Source: DeepHub IMBA
This article is approximately 2100 words long and is recommended to be read in 7 minutes.
This article summarizes the paper by Chai et al., which proposes a new method that enables diffusion models to edit videos with high temporal consistency.
The experiments in the paper show that compared to state-of-the-art methods, the video editing results are better.
The StableVideo proposed in the paper is a text-driven video editing framework that, through extensive experiments on natural videos, shows superior editing results while maintaining geometric shapes and temporal continuity compared to other diffusion-based methods.
Image Editing and Diffusion Models
Diffusion models have become the state-of-the-art deep generative models for generating and editing high-fidelity images based on text prompts or conditions. Models like DALL-E 2 and Stable Diffusion can synthesize realistic images that match the desired text descriptions. For image editing, modifications can also be made semantically based on text.
However, applying diffusion models directly to video editing has remained a challenge so far. One of the main reasons here is the lack of temporal consistency: SD models edit each frame independently, often leading to flickering effects and discontinuous motion.
Atlas-based Video Editing
To smoothly propagate edits between video frames, many studies have proposed decomposing videos into atlas representations.
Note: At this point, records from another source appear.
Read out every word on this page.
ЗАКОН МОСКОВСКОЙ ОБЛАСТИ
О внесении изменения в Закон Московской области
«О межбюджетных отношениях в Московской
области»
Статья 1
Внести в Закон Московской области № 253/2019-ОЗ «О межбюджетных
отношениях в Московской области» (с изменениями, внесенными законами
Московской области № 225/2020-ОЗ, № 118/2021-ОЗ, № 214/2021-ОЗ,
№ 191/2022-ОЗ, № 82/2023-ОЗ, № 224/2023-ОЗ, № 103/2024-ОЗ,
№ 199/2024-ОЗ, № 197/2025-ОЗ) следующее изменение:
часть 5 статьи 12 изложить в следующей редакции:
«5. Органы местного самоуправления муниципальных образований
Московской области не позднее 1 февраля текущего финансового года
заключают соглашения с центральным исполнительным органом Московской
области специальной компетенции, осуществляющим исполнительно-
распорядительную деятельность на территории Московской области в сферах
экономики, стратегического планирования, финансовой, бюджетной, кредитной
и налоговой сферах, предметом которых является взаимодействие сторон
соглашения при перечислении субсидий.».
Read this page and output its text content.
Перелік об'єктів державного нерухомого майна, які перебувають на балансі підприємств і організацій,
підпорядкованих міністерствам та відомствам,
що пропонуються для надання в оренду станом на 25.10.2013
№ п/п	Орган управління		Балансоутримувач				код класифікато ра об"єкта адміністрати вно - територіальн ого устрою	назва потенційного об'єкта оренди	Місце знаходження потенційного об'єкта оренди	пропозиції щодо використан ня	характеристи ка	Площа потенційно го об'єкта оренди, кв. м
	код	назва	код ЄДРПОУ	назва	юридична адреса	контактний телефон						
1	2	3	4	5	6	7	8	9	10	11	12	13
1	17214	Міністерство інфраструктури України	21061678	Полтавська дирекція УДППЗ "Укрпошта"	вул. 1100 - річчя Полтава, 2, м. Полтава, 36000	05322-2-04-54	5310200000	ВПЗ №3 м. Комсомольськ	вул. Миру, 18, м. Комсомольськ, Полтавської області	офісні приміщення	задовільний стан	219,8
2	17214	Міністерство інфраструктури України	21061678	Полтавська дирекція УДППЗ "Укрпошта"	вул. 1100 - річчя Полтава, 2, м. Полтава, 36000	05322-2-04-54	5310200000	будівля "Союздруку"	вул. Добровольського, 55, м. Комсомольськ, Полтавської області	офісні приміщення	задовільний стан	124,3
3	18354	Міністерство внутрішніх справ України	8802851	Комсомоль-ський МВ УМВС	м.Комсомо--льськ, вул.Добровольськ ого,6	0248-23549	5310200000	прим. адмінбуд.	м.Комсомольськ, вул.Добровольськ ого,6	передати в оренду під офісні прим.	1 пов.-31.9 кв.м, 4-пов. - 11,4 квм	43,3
Video frames are mapped to a unified two-dimensional coordinate space called atlases, which aggregate pixels over time. Editing this collection allows for coherent changes across the entire video during the mapping process.
Previous studies like Omnimates and Neural Layered Atlases (NLA) separate the foreground and background into different atlases. Text2LIVE adds an additional layer on the NLA atlas for text-driven appearance editing. However, research directly using diffusion models has not been successful.
StableVideo Framework
The StableVideo framework achieves high-quality diffusion-based video editing with temporal consistency by combining the strengths of both. The idea is to first edit keyframes rather than directly editing the atlas, then aggregate them into the edited atlas to achieve better results.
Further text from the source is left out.